As for DH, I personally would acknowledge things got out of hand, that you are finding this really difficult and talk about how you can agree the logistics of the next visit in advance, to avoid this particular issue being a source of tension again.
Hi, isit. I've discussed Mum's condition gently with dd.
DH and I had a plan for this visit but it didn't work out and dh is less good at amending plans at short notice.
I need to shrug it off and focus on the important stuff.
Poor you, it all sounds very stressful. I don't think it sounds like your dh wanted to have a domestic at all, it just happened because everybody was a bit fraught and stressed.
I do understand you feel he 'spoiled' the visit, but really it just all went a bit wrong because everybody's emotions and stress bubbled over a bit.
It's ok to be stressed. Kiss and make up. And next time you go speak to each other before you go and acknowledge that it will be stressful and emotional but tell him that you feel that keeping calm and not voicing that stress near your dm or dd is very important.

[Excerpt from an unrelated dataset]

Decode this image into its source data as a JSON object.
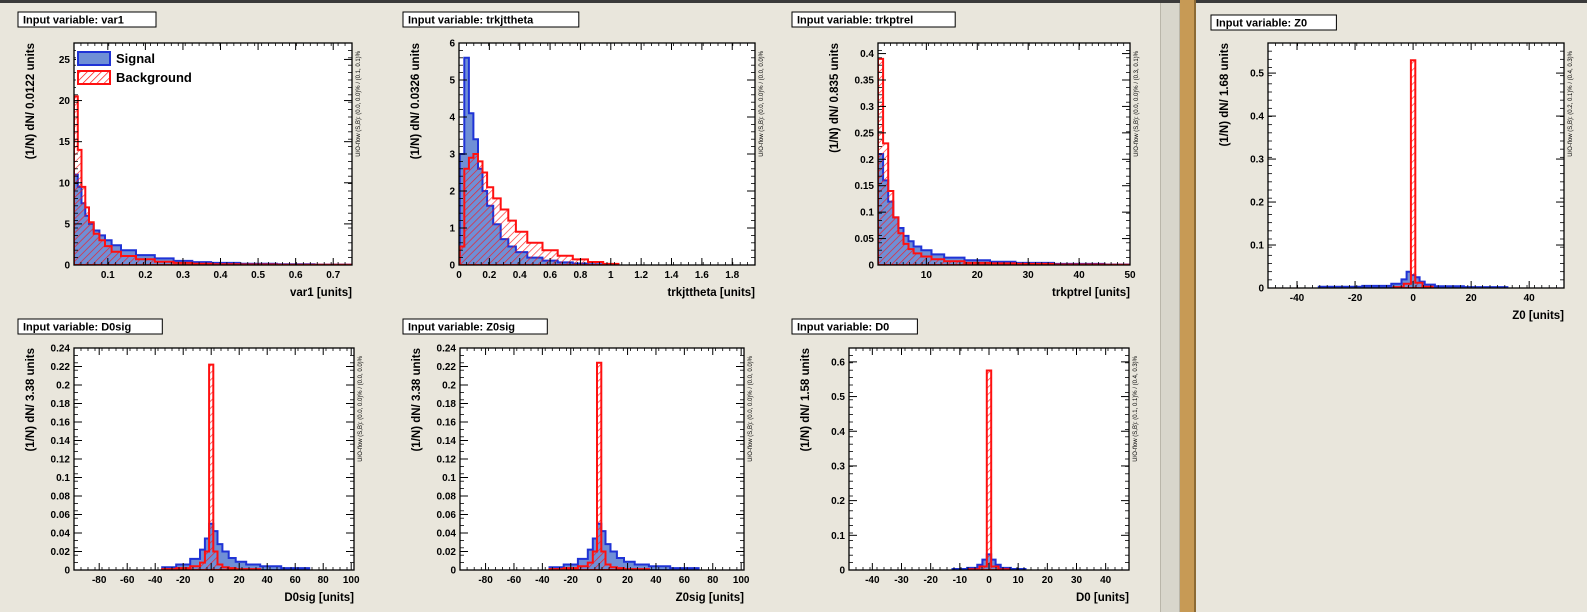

I would also say that when you are dealing with something as bit as a parent with cancer sometimes it is easier to focus your grief and sense of frustration on something much more mundane. So instead of shouting about how unfair it is that your DM is seriously ill and how you wish you could fix it, you have a row with your DH over something you would ignore in other circumstances.
Thank you everyone for being so kind and sensible.
It's a hugely stressful time for you and I don't think anyone on this thread could deny this. But I really don't think your DH did very much wrong from where I'm looking from. I can see you were tense and annoyed with your DH but don't see that he did anything wrong but imply that you wouldn't have time to do the shoppping and take DD out. Why didn't he take DD somewhere and then they could have done a bit of shopping on the way back.
Well done on talking to DD about it lavender. Did you include telling her about how it would make you feel/behave? That was important for DS, as he could obviously tell we were "off" and assumed it was his fault. Once we explained it, we were able to quickly remind him if we got angry or upset that it was because we were worried about DSIL.
Another lot of big hugs.
That's very helpful, isit. We've talked to her about granny 's illness but not about how it affects us. Good idea. I'll bring it into the conversation.
Well I do think he was wrong to have a row and harp on about being 'treated unfairly' in your mother's house when she's so ill. That was thoughtless and selfish and I would have been as pissed off as you OP.
I would let it go now though, you've told him how you feel and there's not much else you can do.
Thanks EpilepsyHelp. Wise and understanding.